To avoid the traffic congestion, the car they were in chose to take a roundabout route through the back alleys. The fat man got out some gum and started chewing, while the other two remained silent. The car’s black windows meant the interior wasn’t visible from outside, but from inside the dark streets (now, curiously, darker still) could be seen, sunk in an opaque light. The lights were off in most of the back-alley shops. The car drove past a travel agency with a sign reading ‘Syria Airlines.’ The car’s headlights shone through the glass wall of an office and illuminated the figures of two men doing something inside a store where the lights were off. Kyung-hee got the natural history encyclopedia out of her bag, opened it at random, and began to read. Probably bored and looking for distraction, the blond man asked Kyung-hee what she was reading. “It’s an entry on anatomy,” she told him.

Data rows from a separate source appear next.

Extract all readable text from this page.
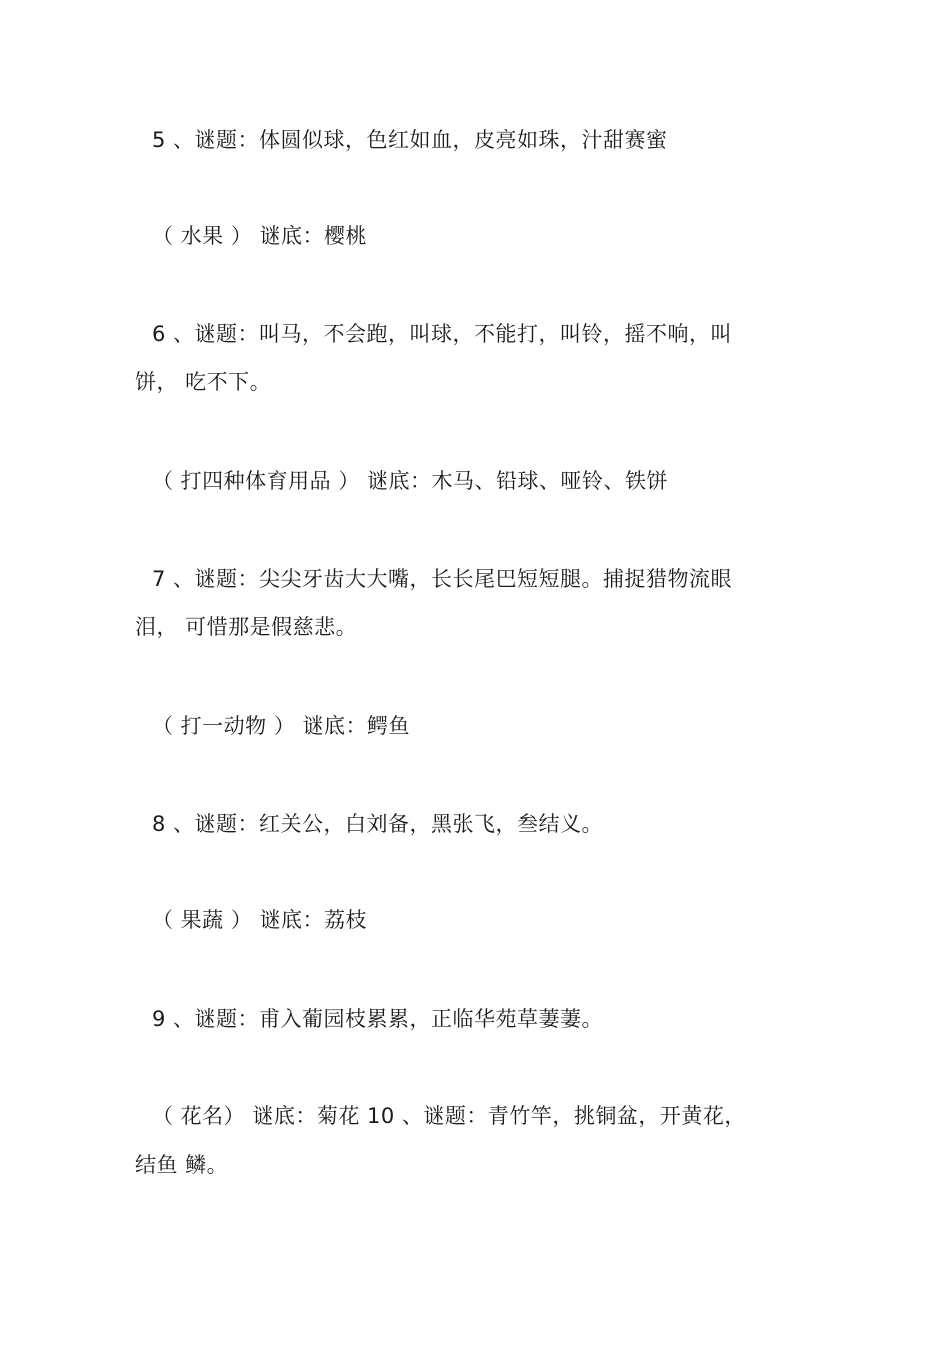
5 、谜题：体圆似球，色红如血，皮亮如珠，汁甜赛蜜
（ 水果 ） 谜底：樱桃
6 、谜题：叫马，不会跑，叫球，不能打，叫铃，摇不响，叫
饼， 吃不下。
（ 打四种体育用品 ） 谜底：木马、铅球、哑铃、铁饼
7 、谜题：尖尖牙齿大大嘴，长长尾巴短短腿。捕捉猎物流眼
泪， 可惜那是假慈悲。
（ 打一动物 ） 谜底：鳄鱼
8 、谜题：红关公，白刘备，黑张飞，叁结义。
（ 果蔬 ） 谜底：荔枝
9 、谜题：甫入葡园枝累累，正临华苑草萋萋。
（ 花名） 谜底：菊花 10 、谜题：青竹竿，挑铜盆，开黄花，
结鱼 鳞。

> “It describes how anatomy training was carried out in seventeenth-century medical colleges. Practising anatomy was very popular at the time, so it wasn’t only medical students who attended; upper-class laypeople took part as well. They only used the corpses of men who had undergone capital punishment and for whom the church had given them permission to practise on, and during the practice they ate, drank alcohol, and performed music. And it says that they burned medical plants and incense to get rid of the foul stench.” At that, the man asked Kyung-hee if she was a nurse. Kyung-hee replied in the negative. “Last time I was at the Natural History Museum, I saw a woman’s uterus in a glass bottle,” the fat man interjected with a snigger. “Beforehand I would just have guessed that it was round like a ball, but this thing was in tatters, like badly sliced meat, and weirdly puffed up. Like a decapitated chicken.” “Well, it could hardly have been a man’s uterus, could it,” the blond sighed, clearly uninterested. “How would they have managed that?” “Perhaps it was a cancerous womb?” This time it was the man in the black suit who joined the conversation. “I don’t know; I don’t think so. The label didn’t say anything like that.” “Why a cancerous womb, of all things?” the blond put in. “It’s in a museum, not a hospital’s specimen room.” Fatso spat his gum out into some paper, as though his mood had suddenly soured. “Perhaps it was a sheep’s womb I saw, not a person’s. It was really greasy,” he said. Kyung-hee closed her book and looked out of the window. They had left the alleys and were passing slowly through some unfamiliar district which Kyung-hee didn’t know.